Any severe reaction should be treated as potential Anaphylaxis and therefore a medical emergency.  Dial 999 and if available (and you have been trained in its use) administer a shot of adrenaline as soon as possible.

What is the treatment for a severe reaction?

Adrenaline auto-injectors are prescribed for those believed to be at risk. Adrenaline (also referred to as Epinephrine) works quickly to constrict blood vessels.  The injection then begins to relax the smooth muscles in the lungs whilst stimulating the heartbeat.  It also helps to stop swelling around the face and lips.

People with a history of anaphylaxis will have an auto-injector readily available.  The device is injected into their outer thigh and held in place for 10 seconds.  There are three different kinds of auto-injector.

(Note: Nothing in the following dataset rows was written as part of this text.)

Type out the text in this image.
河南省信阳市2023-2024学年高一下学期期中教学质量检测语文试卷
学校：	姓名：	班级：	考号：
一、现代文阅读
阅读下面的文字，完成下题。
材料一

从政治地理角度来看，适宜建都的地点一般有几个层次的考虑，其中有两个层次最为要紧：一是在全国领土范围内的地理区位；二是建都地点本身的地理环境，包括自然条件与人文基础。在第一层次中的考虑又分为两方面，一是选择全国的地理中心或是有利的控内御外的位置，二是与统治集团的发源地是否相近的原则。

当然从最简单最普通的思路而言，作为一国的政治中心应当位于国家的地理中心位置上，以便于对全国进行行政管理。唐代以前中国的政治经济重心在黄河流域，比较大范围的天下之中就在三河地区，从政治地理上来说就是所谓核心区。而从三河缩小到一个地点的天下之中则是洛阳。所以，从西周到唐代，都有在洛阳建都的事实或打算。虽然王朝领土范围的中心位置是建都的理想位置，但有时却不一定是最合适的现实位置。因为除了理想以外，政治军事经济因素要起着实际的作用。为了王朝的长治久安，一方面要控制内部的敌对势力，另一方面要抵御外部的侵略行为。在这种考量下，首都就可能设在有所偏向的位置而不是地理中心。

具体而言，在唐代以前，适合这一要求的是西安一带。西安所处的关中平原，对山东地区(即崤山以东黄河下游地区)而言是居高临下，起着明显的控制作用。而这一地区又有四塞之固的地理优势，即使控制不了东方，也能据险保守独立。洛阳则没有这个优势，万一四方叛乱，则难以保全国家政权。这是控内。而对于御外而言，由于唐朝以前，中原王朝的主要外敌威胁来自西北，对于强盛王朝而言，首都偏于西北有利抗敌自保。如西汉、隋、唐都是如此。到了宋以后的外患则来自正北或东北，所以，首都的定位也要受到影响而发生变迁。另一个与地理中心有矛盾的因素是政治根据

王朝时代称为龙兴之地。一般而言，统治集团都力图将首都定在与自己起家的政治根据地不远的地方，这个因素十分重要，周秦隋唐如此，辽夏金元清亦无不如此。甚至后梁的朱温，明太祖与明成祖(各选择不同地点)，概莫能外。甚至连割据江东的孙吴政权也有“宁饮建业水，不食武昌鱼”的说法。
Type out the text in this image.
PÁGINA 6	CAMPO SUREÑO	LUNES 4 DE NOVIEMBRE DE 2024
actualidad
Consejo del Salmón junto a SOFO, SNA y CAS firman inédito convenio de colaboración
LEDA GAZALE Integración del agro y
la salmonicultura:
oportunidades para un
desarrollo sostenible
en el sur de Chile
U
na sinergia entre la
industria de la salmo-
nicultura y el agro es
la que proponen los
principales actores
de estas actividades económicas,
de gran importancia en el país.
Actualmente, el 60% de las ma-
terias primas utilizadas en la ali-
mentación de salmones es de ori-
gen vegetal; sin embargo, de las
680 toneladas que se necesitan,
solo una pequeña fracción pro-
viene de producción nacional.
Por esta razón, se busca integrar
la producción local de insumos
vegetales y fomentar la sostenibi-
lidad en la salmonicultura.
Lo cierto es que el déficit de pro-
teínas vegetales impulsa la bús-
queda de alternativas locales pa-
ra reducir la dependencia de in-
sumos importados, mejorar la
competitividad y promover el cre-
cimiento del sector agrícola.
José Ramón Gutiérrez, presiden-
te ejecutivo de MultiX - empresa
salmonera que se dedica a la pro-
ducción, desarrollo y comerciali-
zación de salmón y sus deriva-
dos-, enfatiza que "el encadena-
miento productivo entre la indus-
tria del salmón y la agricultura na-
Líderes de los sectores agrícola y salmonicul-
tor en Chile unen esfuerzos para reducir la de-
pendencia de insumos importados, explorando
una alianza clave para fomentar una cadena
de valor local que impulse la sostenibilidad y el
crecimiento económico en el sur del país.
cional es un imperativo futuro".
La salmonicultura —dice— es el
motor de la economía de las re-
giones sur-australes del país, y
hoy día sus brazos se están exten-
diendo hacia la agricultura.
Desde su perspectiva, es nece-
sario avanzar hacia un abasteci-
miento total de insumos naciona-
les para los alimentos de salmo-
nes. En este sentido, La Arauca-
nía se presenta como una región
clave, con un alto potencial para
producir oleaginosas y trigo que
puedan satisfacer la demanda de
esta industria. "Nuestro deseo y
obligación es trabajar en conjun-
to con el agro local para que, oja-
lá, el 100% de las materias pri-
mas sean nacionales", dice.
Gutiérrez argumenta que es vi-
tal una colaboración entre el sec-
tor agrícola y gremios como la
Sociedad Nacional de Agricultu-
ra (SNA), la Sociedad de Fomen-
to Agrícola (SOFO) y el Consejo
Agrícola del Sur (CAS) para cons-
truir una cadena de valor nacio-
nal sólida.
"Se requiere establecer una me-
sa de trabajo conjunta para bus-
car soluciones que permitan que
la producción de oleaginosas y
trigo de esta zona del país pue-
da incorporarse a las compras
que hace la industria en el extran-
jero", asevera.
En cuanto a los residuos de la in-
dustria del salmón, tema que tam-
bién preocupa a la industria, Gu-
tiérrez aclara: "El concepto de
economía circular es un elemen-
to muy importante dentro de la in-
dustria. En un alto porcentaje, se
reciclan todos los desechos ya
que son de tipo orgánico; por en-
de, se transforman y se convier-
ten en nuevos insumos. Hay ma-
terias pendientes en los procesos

These are;

  1. Jext
  2. EpiPen
  3. Emerade

Each type is slightly different and if you are to administer one you should make sure you know how to use the auto-injector correctly.  The NHS offers a “trainer” kit to those at risk so that they can practice giving themselves or their child injections.

TutorCare offer a course on Anaphylaxis First Aid Training

The course is aimed at anyone who may need training relating the treatment of allergic reactions.  It is highly recommended that anyone working in the childcare sector take such a course but it is also suitable to those assigned as the designated workplace first aiders.  The course deals with the prevention, recognition of symptoms and the treatment of such reactions.  It also deals with the correct use of auto-injectors and CPR.

Who is at risk from anaphylaxis?

If a patient has suffered from a bad allergic reaction in the past, whatever the cause, then any future reaction is also likely to be as severe if not worse. If a significant reaction to a tiny dose does occur, or a reaction has occurred on contact with skin, this might also be a sign that a larger dose may trigger an extreme reaction. Those with asthma as well as allergies are recommended to be seen by an allergy specialist because asthma can mean they are more at risk. If you are concerned speak to a GP. Where there is a chance of an allergy being severe, the GP would normally refer the patient to an NHS allergy clinic.